At the Essence Festival in New Orleans this past Saturday, former FLOTUS Michelle Obama sat down before an audience with Gayle King of CBS “This Morning,” to discuss her life as a mother, wife, and political figure. She opened up about a range of topics, including what it’s like being a black woman in the political arena and how she felt looking out at the crowd during Donald Trump’s inauguration.  

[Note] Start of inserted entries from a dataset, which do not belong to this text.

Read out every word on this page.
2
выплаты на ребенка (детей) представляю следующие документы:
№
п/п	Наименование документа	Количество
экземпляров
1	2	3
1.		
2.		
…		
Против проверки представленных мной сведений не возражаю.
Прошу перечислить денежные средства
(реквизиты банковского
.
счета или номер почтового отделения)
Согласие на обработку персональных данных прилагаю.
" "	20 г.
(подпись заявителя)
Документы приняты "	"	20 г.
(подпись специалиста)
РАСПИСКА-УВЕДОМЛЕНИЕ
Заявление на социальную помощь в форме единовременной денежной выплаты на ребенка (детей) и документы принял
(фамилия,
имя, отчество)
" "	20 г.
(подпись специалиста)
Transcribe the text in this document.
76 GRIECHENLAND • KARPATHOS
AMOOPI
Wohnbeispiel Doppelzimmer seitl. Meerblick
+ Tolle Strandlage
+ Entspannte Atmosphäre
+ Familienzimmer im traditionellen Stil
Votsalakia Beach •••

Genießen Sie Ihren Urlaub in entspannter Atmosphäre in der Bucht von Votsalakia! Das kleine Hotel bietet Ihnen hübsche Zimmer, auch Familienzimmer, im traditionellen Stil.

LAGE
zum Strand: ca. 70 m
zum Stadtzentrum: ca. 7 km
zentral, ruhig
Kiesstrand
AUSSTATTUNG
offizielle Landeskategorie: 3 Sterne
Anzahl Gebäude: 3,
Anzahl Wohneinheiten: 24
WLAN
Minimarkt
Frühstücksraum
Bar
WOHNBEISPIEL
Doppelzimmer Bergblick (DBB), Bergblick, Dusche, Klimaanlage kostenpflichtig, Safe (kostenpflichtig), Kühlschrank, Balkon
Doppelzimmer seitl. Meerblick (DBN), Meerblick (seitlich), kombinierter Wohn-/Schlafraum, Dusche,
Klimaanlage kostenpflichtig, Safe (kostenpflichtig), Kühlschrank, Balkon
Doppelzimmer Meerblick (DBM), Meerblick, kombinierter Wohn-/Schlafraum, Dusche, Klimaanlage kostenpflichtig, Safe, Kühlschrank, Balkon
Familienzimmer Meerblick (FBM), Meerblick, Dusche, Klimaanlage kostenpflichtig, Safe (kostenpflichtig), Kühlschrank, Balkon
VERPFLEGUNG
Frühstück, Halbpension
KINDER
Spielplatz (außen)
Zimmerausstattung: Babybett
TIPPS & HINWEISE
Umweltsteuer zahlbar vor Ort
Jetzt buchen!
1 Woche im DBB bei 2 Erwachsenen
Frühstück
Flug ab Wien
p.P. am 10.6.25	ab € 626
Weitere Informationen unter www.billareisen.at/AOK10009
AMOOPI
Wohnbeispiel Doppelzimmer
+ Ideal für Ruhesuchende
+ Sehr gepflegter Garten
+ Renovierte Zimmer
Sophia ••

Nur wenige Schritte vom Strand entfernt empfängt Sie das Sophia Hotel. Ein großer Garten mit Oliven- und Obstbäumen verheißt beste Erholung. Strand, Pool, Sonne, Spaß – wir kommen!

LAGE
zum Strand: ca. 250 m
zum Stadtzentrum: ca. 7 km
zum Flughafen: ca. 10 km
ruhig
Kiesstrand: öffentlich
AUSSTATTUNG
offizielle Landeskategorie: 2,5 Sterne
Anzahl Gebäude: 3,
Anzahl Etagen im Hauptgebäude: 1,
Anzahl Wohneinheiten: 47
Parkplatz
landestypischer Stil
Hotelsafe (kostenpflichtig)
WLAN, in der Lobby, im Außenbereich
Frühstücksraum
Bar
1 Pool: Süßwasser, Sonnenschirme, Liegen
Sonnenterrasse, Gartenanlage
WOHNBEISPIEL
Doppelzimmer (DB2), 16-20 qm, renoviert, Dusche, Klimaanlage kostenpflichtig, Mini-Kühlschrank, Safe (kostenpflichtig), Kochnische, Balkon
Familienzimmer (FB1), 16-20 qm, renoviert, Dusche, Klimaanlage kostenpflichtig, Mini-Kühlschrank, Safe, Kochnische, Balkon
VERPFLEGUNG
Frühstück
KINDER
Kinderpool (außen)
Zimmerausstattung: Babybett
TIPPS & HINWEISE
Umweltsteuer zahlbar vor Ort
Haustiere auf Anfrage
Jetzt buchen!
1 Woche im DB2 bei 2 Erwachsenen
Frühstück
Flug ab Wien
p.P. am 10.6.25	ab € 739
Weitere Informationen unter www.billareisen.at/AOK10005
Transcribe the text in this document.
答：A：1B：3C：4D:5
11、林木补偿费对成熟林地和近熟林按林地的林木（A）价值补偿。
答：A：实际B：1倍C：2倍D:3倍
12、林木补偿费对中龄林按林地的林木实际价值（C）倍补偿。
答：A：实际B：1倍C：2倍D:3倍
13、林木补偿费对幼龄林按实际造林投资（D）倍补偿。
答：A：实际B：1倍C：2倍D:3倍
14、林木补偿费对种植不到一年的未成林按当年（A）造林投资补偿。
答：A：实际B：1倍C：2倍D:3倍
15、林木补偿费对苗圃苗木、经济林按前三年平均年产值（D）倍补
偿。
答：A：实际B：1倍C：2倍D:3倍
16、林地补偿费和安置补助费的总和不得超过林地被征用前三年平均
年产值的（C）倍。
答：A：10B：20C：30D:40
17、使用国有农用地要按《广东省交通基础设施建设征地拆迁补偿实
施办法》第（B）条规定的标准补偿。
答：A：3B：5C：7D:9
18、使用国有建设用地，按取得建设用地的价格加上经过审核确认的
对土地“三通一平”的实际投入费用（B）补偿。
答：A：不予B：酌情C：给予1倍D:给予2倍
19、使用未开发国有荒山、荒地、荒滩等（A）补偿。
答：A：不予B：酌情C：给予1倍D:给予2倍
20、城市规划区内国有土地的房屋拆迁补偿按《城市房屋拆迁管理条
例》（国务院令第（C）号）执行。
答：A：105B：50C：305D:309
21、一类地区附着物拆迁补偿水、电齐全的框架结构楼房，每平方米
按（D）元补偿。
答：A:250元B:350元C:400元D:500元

On campaigning alongside her husband: 

“For a minute there, I was an angry black woman who was emasculating her husband. As I got more popular, that’s when people of all sides — Democrats and Republicans — tried to take me out by the knees and the best way to do it was to focus on the one thing people were afraid of: the strength of a black woman,” she said.

On defining her role: 

“I would have to earn my grace and I knew I would have to quickly define myself and I want all young girls out there to know — we all struggle with that, people of color, working-class folks, women of color — people try to define us in a negative way before we get a chance to get out there and tell our own stories.”

On the crowd:

“So look around of a crowd that was not reflective of the country and I had to sit in that audience, one of a handful of people of color, all that I had sort of held on to for eight years watching my husband get raked over the coals feeling like we had to do everything perfectly so that by the time I got on that plane it was a release of eight years of having to show up as we all know we have to do not only perfectly,” she said, “but a little bit better than perfect to even be considered equal.”